Additive manufacturing techniques are widely employed in the automobile sector for making lightweight components that are used as energy absorbers during the crash. An exact calculation of the flow behavior of metals considering the collective influence of strain, strain rate, and temperature is vital for understanding the crashworthiness of the additively manufactured(AM) components. It is important to estimate the strain dependency of the additive AlSi10Mg alloy material as an initial step to quantify the flow behavior of metals. In this connection, dog bone-shaped specimens were prepared based on the ASTM E8M-04 standard from the AlSi10Mg printed specimen at 0°, 45°, and 90° concerning the printing direction. Both as-built and heat-treated specimens were investigated, and the stress–strain curves were plotted.

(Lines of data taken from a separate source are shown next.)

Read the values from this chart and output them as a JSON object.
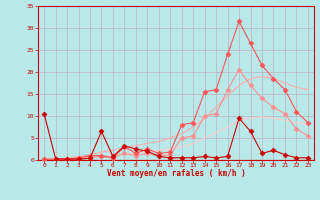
{
  "xlabel": "Vent moyen/en rafales ( km/h )",
  "xlim": [
    -0.5,
    23.5
  ],
  "ylim": [
    0,
    35
  ],
  "yticks": [
    0,
    5,
    10,
    15,
    20,
    25,
    30,
    35
  ],
  "xticks": [
    0,
    1,
    2,
    3,
    4,
    5,
    6,
    7,
    8,
    9,
    10,
    11,
    12,
    13,
    14,
    15,
    16,
    17,
    18,
    19,
    20,
    21,
    22,
    23
  ],
  "background_color": "#b8e8e8",
  "grid_color": "#c0b0c0",
  "series": [
    {
      "x": [
        0,
        1,
        2,
        3,
        4,
        5,
        6,
        7,
        8,
        9,
        10,
        11,
        12,
        13,
        14,
        15,
        16,
        17,
        18,
        19,
        20,
        21,
        22,
        23
      ],
      "y": [
        10.5,
        0.3,
        0.2,
        0.2,
        0.4,
        6.5,
        0.8,
        3.2,
        2.5,
        2.0,
        0.8,
        0.5,
        0.5,
        0.5,
        0.8,
        0.5,
        0.8,
        9.5,
        6.5,
        1.5,
        2.2,
        1.2,
        0.5,
        0.5
      ],
      "color": "#cc0000",
      "marker": "D",
      "markersize": 2.5,
      "linewidth": 0.8,
      "alpha": 1.0,
      "zorder": 5
    },
    {
      "x": [
        0,
        1,
        2,
        3,
        4,
        5,
        6,
        7,
        8,
        9,
        10,
        11,
        12,
        13,
        14,
        15,
        16,
        17,
        18,
        19,
        20,
        21,
        22,
        23
      ],
      "y": [
        0.2,
        0.2,
        0.2,
        0.5,
        1.0,
        1.0,
        0.5,
        3.0,
        1.5,
        2.5,
        1.5,
        1.8,
        8.0,
        8.5,
        15.5,
        16.0,
        24.0,
        31.5,
        26.5,
        21.5,
        18.5,
        16.0,
        11.0,
        8.5
      ],
      "color": "#ff5555",
      "marker": "D",
      "markersize": 2.5,
      "linewidth": 0.8,
      "alpha": 1.0,
      "zorder": 4
    },
    {
      "x": [
        0,
        1,
        2,
        3,
        4,
        5,
        6,
        7,
        8,
        9,
        10,
        11,
        12,
        13,
        14,
        15,
        16,
        17,
        18,
        19,
        20,
        21,
        22,
        23
      ],
      "y": [
        0.1,
        0.1,
        0.1,
        0.3,
        0.6,
        0.8,
        0.5,
        1.5,
        1.0,
        1.5,
        1.0,
        1.2,
        5.0,
        5.5,
        10.0,
        10.5,
        16.0,
        20.5,
        17.0,
        14.0,
        12.0,
        10.5,
        7.0,
        5.5
      ],
      "color": "#ff9090",
      "marker": "D",
      "markersize": 2.5,
      "linewidth": 0.8,
      "alpha": 1.0,
      "zorder": 3
    },
    {
      "x": [
        0,
        1,
        2,
        3,
        4,
        5,
        6,
        7,
        8,
        9,
        10,
        11,
        12,
        13,
        14,
        15,
        16,
        17,
        18,
        19,
        20,
        21,
        22,
        23
      ],
      "y": [
        0.1,
        0.2,
        0.4,
        0.8,
        1.2,
        1.8,
        2.2,
        2.8,
        3.2,
        3.8,
        4.2,
        5.0,
        6.0,
        7.5,
        9.5,
        12.0,
        14.5,
        17.0,
        18.5,
        19.0,
        18.5,
        17.5,
        16.5,
        16.0
      ],
      "color": "#ffaaaa",
      "marker": null,
      "markersize": 0,
      "linewidth": 0.8,
      "alpha": 1.0,
      "zorder": 2
    },
    {
      "x": [
        0,
        1,
        2,
        3,
        4,
        5,
        6,
        7,
        8,
        9,
        10,
        11,
        12,
        13,
        14,
        15,
        16,
        17,
        18,
        19,
        20,
        21,
        22,
        23
      ],
      "y": [
        0.1,
        0.15,
        0.2,
        0.4,
        0.6,
        0.8,
        1.0,
        1.3,
        1.6,
        1.9,
        2.2,
        2.5,
        3.0,
        3.8,
        5.0,
        6.2,
        7.5,
        9.0,
        9.5,
        9.8,
        9.5,
        9.0,
        8.5,
        8.0
      ],
      "color": "#ffcccc",
      "marker": null,
      "markersize": 0,
      "linewidth": 0.8,
      "alpha": 1.0,
      "zorder": 1
    }
  ]
}
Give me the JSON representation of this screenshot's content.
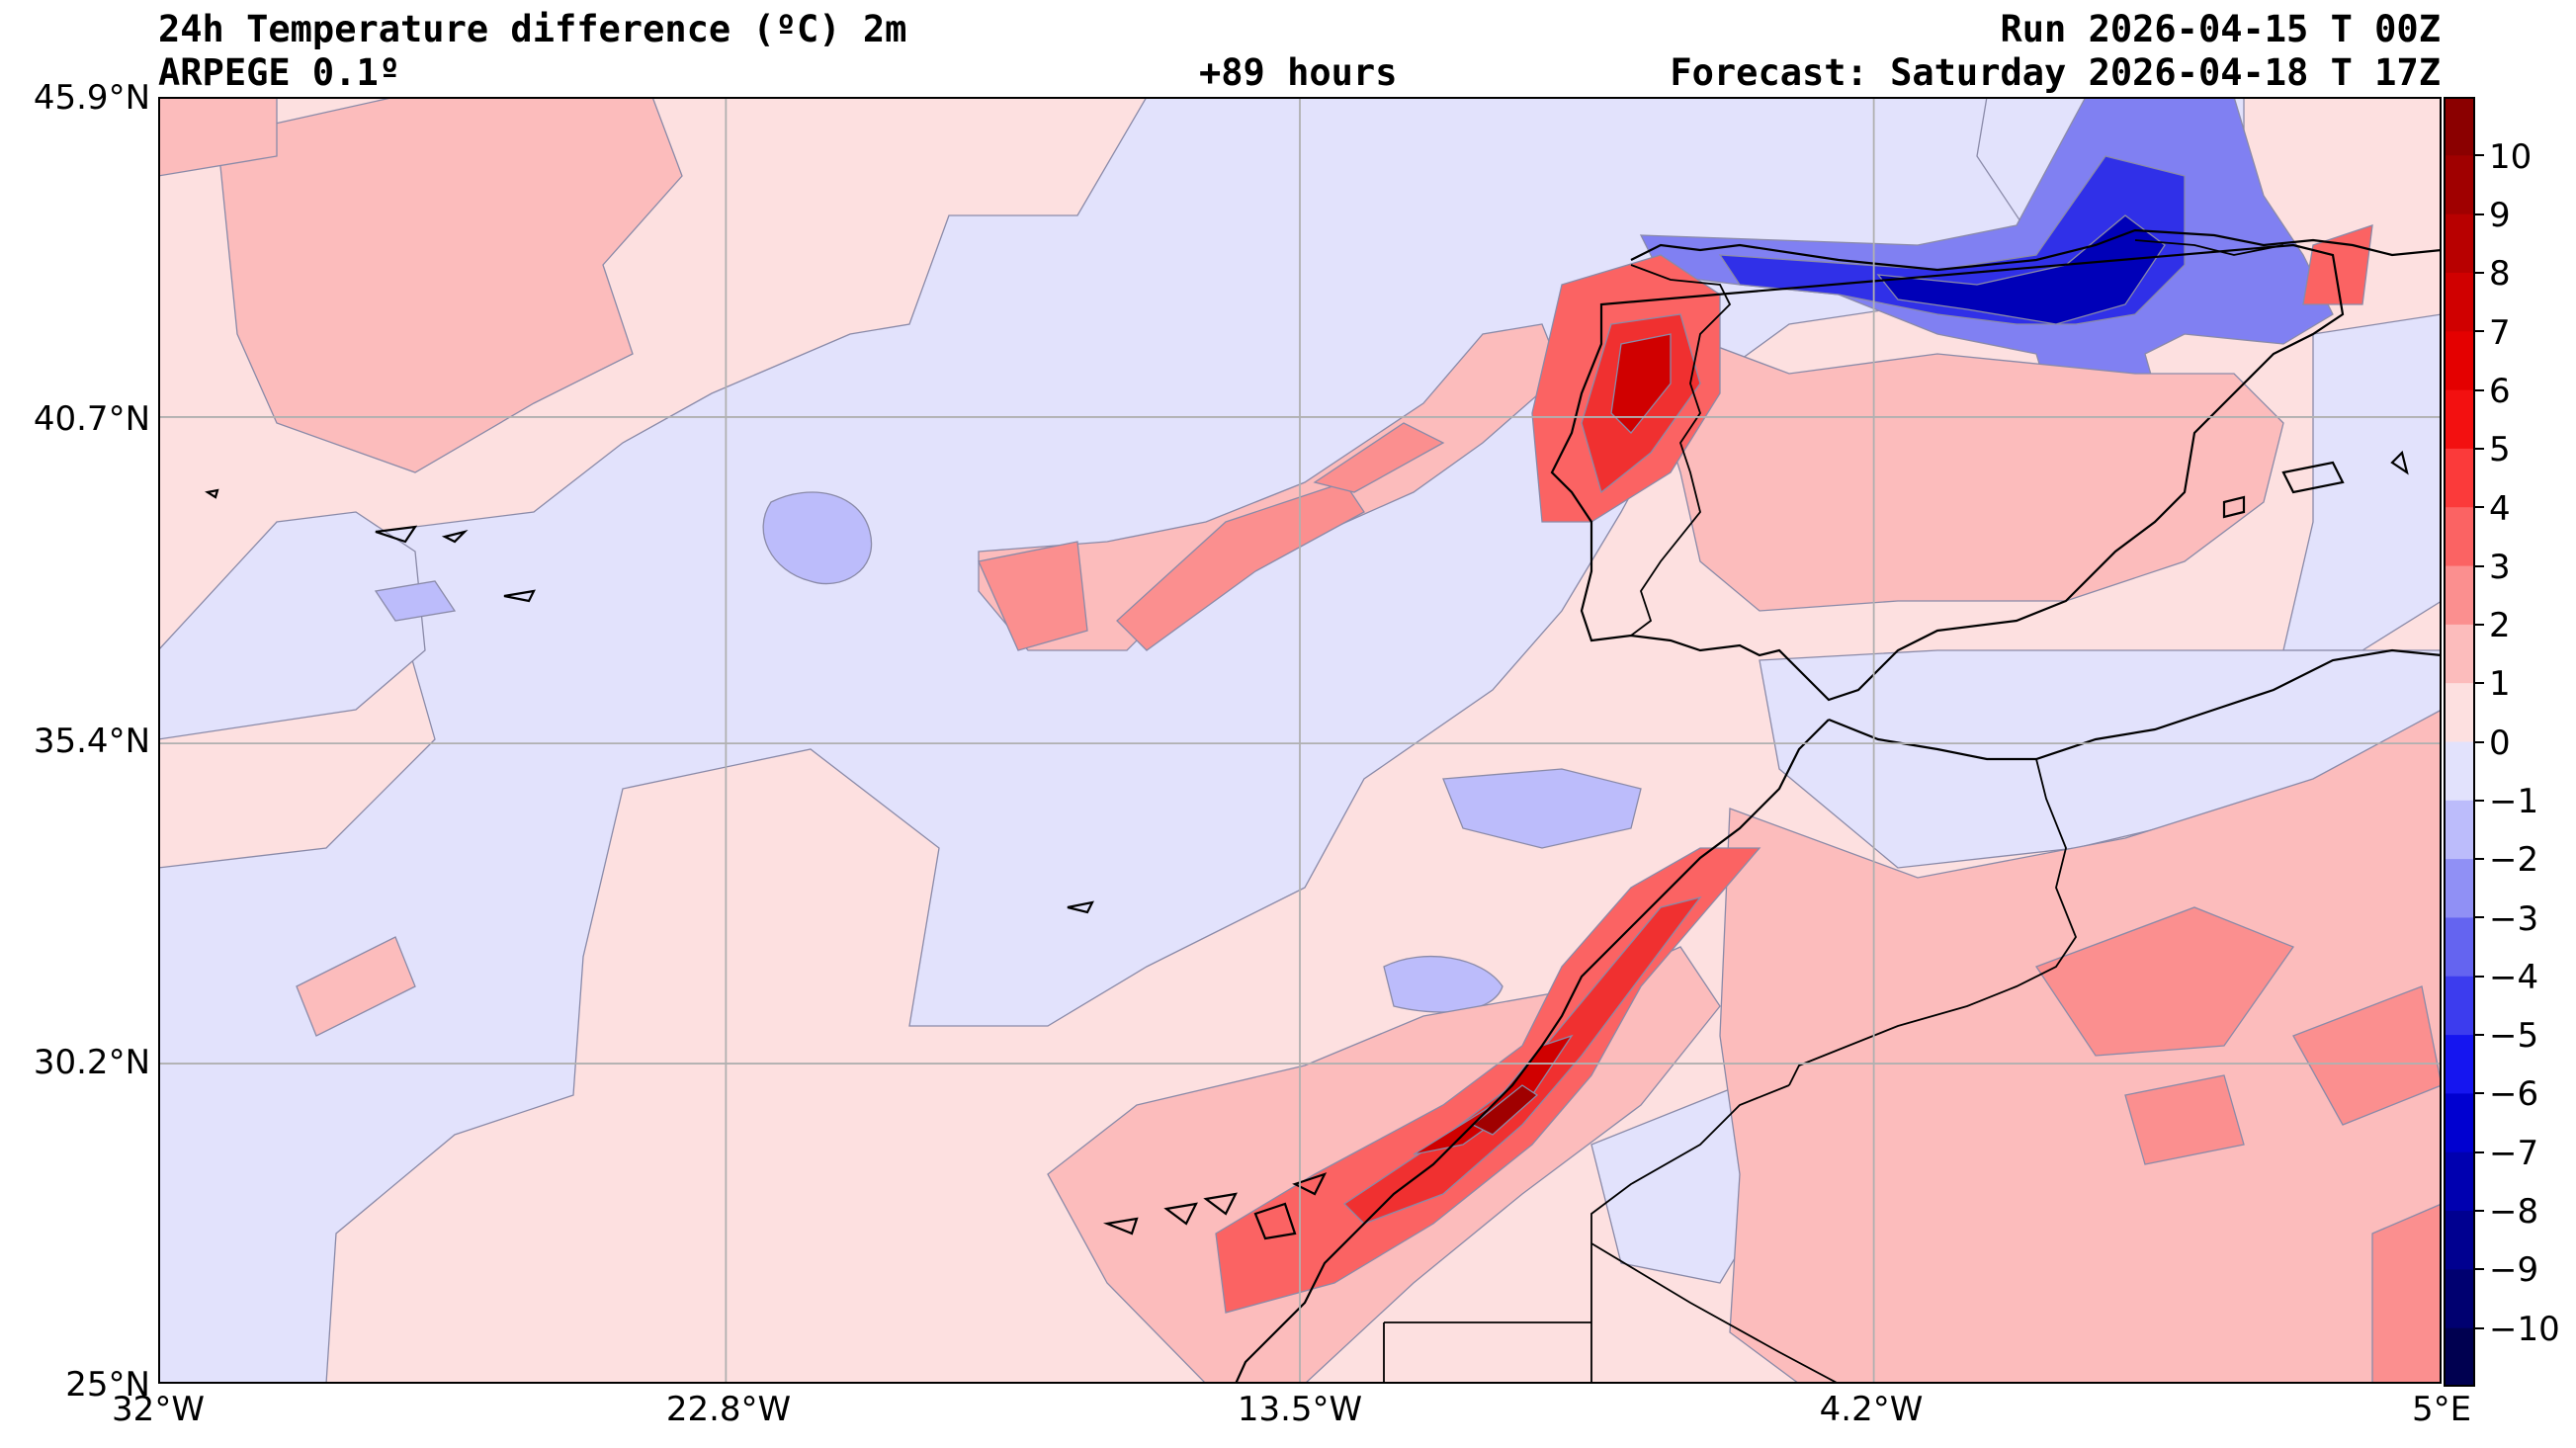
{
  "header": {
    "title": "24h Temperature difference (ºC) 2m",
    "model": "ARPEGE 0.1º",
    "lead_time": "+89 hours",
    "run": "Run 2026-04-15 T 00Z",
    "forecast": "Forecast: Saturday 2026-04-18 T 17Z"
  },
  "map": {
    "extent": {
      "lon_min": -32,
      "lon_max": 5,
      "lat_min": 25,
      "lat_max": 45.9
    },
    "lat_ticks": [
      {
        "value": 45.9,
        "label": "45.9°N"
      },
      {
        "value": 40.7,
        "label": "40.7°N"
      },
      {
        "value": 35.4,
        "label": "35.4°N"
      },
      {
        "value": 30.2,
        "label": "30.2°N"
      },
      {
        "value": 25.0,
        "label": "25°N"
      }
    ],
    "lon_ticks": [
      {
        "value": -32,
        "label": "32°W"
      },
      {
        "value": -22.8,
        "label": "22.8°W"
      },
      {
        "value": -13.5,
        "label": "13.5°W"
      },
      {
        "value": -4.2,
        "label": "4.2°W"
      },
      {
        "value": 5,
        "label": "5°E"
      }
    ],
    "gridline_color": "#b0b0b0"
  },
  "colorbar": {
    "labels": [
      "10",
      "9",
      "8",
      "7",
      "6",
      "5",
      "4",
      "3",
      "2",
      "1",
      "0",
      "−1",
      "−2",
      "−3",
      "−4",
      "−5",
      "−6",
      "−7",
      "−8",
      "−9",
      "−10"
    ],
    "colors_top_to_bottom": [
      "#8b0000",
      "#a00000",
      "#b80000",
      "#d00000",
      "#e40000",
      "#f31010",
      "#fb3a3a",
      "#fb6363",
      "#fb8f8f",
      "#fcbcbc",
      "#fde0e0",
      "#e2e2fc",
      "#bcbcfb",
      "#9090f5",
      "#6464f0",
      "#3c3cee",
      "#1515f0",
      "#0000d0",
      "#0000b0",
      "#000090",
      "#000070",
      "#000050"
    ]
  },
  "colors": {
    "pos1": "#fde0e0",
    "pos2": "#fcbcbc",
    "pos3": "#fb8f8f",
    "pos4": "#fb6363",
    "pos5": "#f03030",
    "pos6": "#d00000",
    "pos7": "#a00000",
    "neg1": "#e2e2fc",
    "neg2": "#bcbcfb",
    "neg3": "#8080f2",
    "neg4": "#3030e8",
    "neg5": "#0000b8"
  }
}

The constants A, B, and n in the Johnson-Cook (J-C)material model are derived from the stress–strain curves in terms of strain dependency. The yield stress for the as-built material is about 350 MPa which was increased by heat-treatment to about 550 MPa. Based on the experimental results, the Johnson-Cook model constants A, B, n, and C were established for the AlSi10Mg alloy. A constitutive model based on the J-C approach is employed to simulate the tensile test specimen which provides good agreement with the experimental observations.